The SCROG training technique is a growing system that allows us to get the best yields from our grow tent with very few plants.
SCROG are the initials of Screen of Green, a technique in which plants are grown, literally, through a mesh or screen.
Let’s explain a bit more about this growing system.
Growing marijuana with the SCROG method
To use this method we only need from 1 to 5 cannabis plants for each m2 of crop. At the end of the flowering stage, the result will be the same regardless the number of plants, since we’ll get exactly the same yields using one, three or five plants. The only thing that may vary is the time needed to harvest our plants.
To make a SCROG setup we place a screen or mesh (preferably made of 6/8mm diam. bamboo sticks) with 5-10cm holes approximately 20cm above the pots. As plants grow, we train their branches using the mesh to control their height, always leaving the tops at the same height than the mesh. This way, the apical growth of the plant decreases in favour of horizontal growth, developing more branched plants.
This process should be carried on until 70% of the available space is covered, what will highly depend on the chosen strain. Now we only have to change the growing photoperiod (18/6) to flowering (12/12). During the first days, our plants will continue growing and stretching, what allows the plant to fully occupy the growing space.
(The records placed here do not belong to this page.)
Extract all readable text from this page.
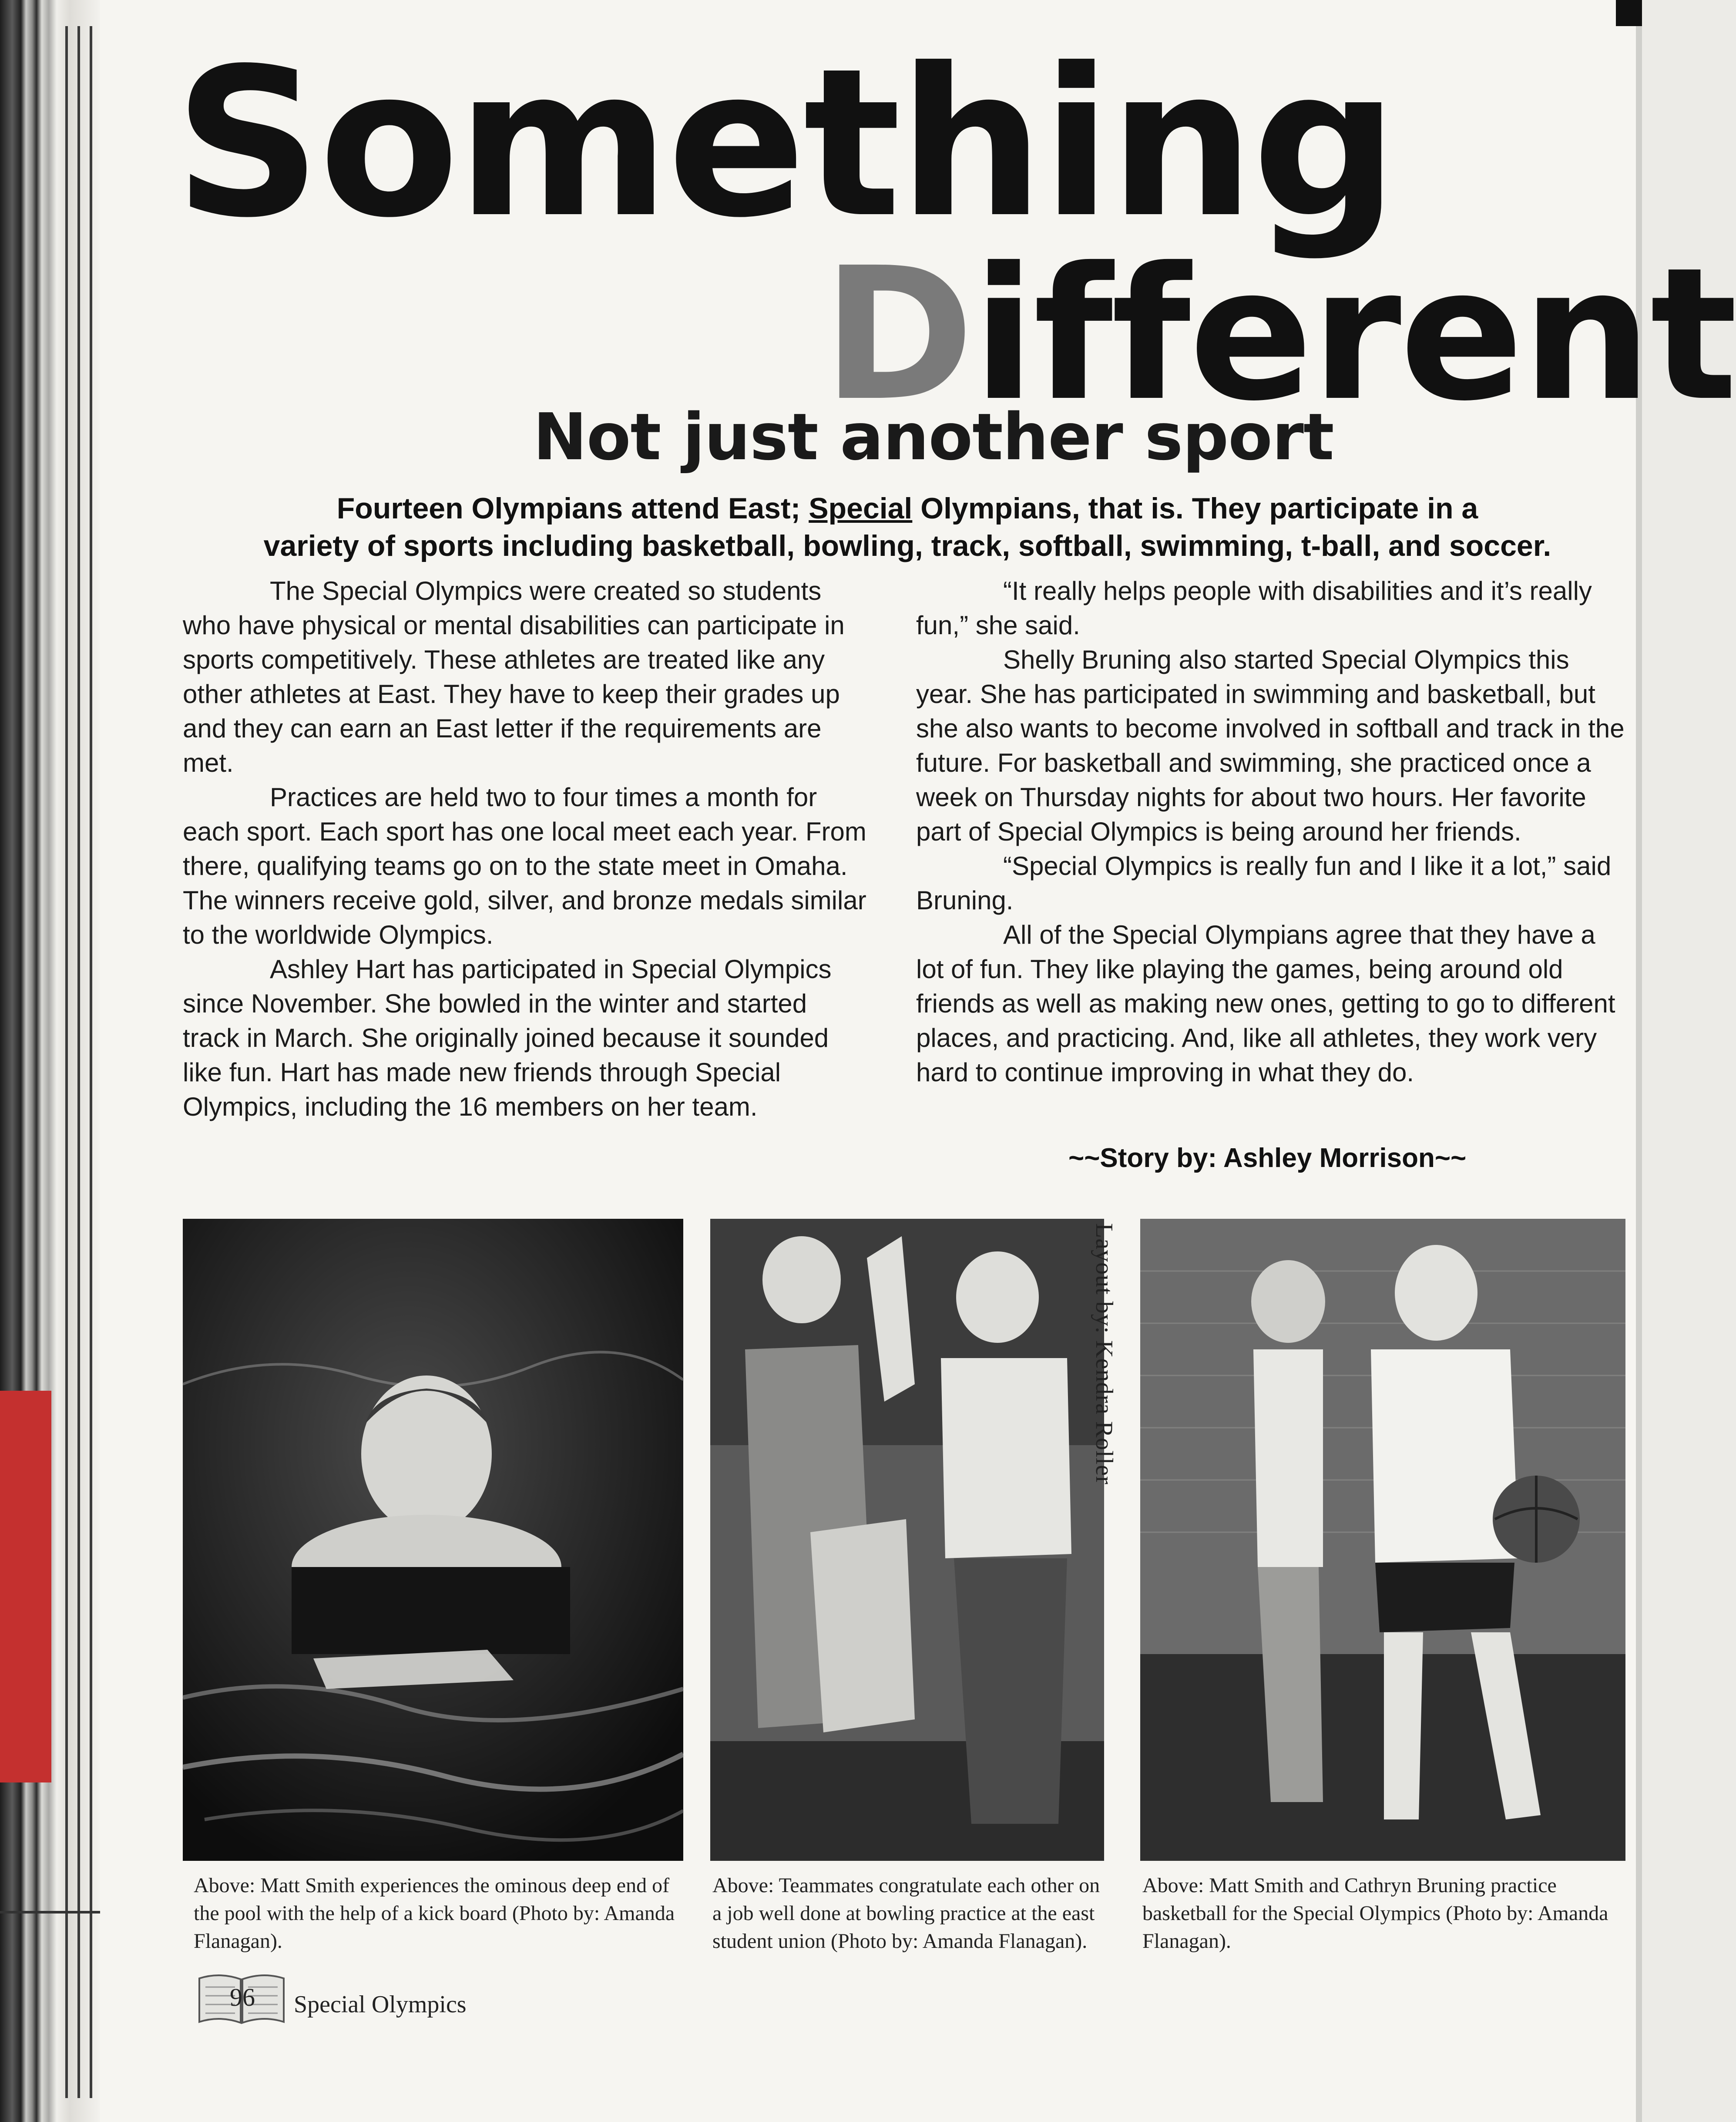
Something
Different
Not just another sport
Fourteen Olympians attend East; Special Olympians, that is. They participate in a
variety of sports including basketball, bowling, track, softball, swimming, t-ball, and soccer.

The Special Olympics were created so students who have physical or mental disabilities can participate in sports competitively. These athletes are treated like any other athletes at East. They have to keep their grades up and they can earn an East letter if the requirements are met.

Practices are held two to four times a month for each sport. Each sport has one local meet each year. From there, qualifying teams go on to the state meet in Omaha. The winners receive gold, silver, and bronze medals similar to the worldwide Olympics.

Ashley Hart has participated in Special Olympics since November. She bowled in the winter and started track in March. She originally joined because it sounded like fun. Hart has made new friends through Special Olympics, including the 16 members on her team.

“It really helps people with disabilities and it’s really fun,” she said.

Shelly Bruning also started Special Olympics this year. She has participated in swimming and basketball, but she also wants to become involved in softball and track in the future. For basketball and swimming, she practiced once a week on Thursday nights for about two hours. Her favorite part of Special Olympics is being around her friends.

“Special Olympics is really fun and I like it a lot,” said Bruning.

All of the Special Olympians agree that they have a lot of fun. They like playing the games, being around old friends as well as making new ones, getting to go to different places, and practicing. And, like all athletes, they work very hard to continue improving in what they do.

~~Story by: Ashley Morrison~~
Layout by: Kendra Roller
Above: Matt Smith experiences the ominous deep end of the pool with the help of a kick board (Photo by: Amanda Flanagan).
Above: Teammates congratulate each other on a job well done at bowling practice at the east student union (Photo by: Amanda Flanagan).
Above: Matt Smith and Cathryn Bruning practice basketball for the Special Olympics (Photo by: Amanda Flanagan).
96	Special Olympics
During the entire blooming phase all our flowers will be at the same distance from the lamp, what produces first quality harvests of first quality buds, homogeneous and almost identical.
Flowering should be performed as usual, without any special care, doing exactly the same that we’d do in any other type of cultivation.
This method is highly recommended when flowering sativa marijuana strains that tend to grow too much and have a notable stretching during the pre-flowering stage, being difficult to control in small growing tents, but that can cover all the growing space (mesh) very quickly. It is also advisable when growing in small spaces. Any strain is suitable for this technique, just bear in mind that if you are flowering Sativas you only need to have 50-60% of the growing space covered before changing the photoperiod, while if you are flowering Indicas 80% of the space should be occupied by the plant before flowering starts.
If we want to use this method with a single plant, we must use at least a 25L container and grow our plant for 5-7 weeks before flowering it, so it occupies 70% of the available growing space. Once the mesh is covered, change the photoperiod to flowering and the plant will cover the rest of the space during its stretching or pre-flowering growth.
On the other hand, if we are using 3-5 plants per m2, we need 12L containers and give our plants about 3-5 weeks of growth before flowering them.
One of the main advantages of this technique, besides the forementioned saving in cuttings or seeds, is the easy maintenance of the system; once the plants stems have been properly trained through the holes we just have to water very few plants per m2, which is a lot easier than watering 20-30 plants, as is the case in other high-yielding systems like the SOG – Sea of Green – that we will discuss in another post further on.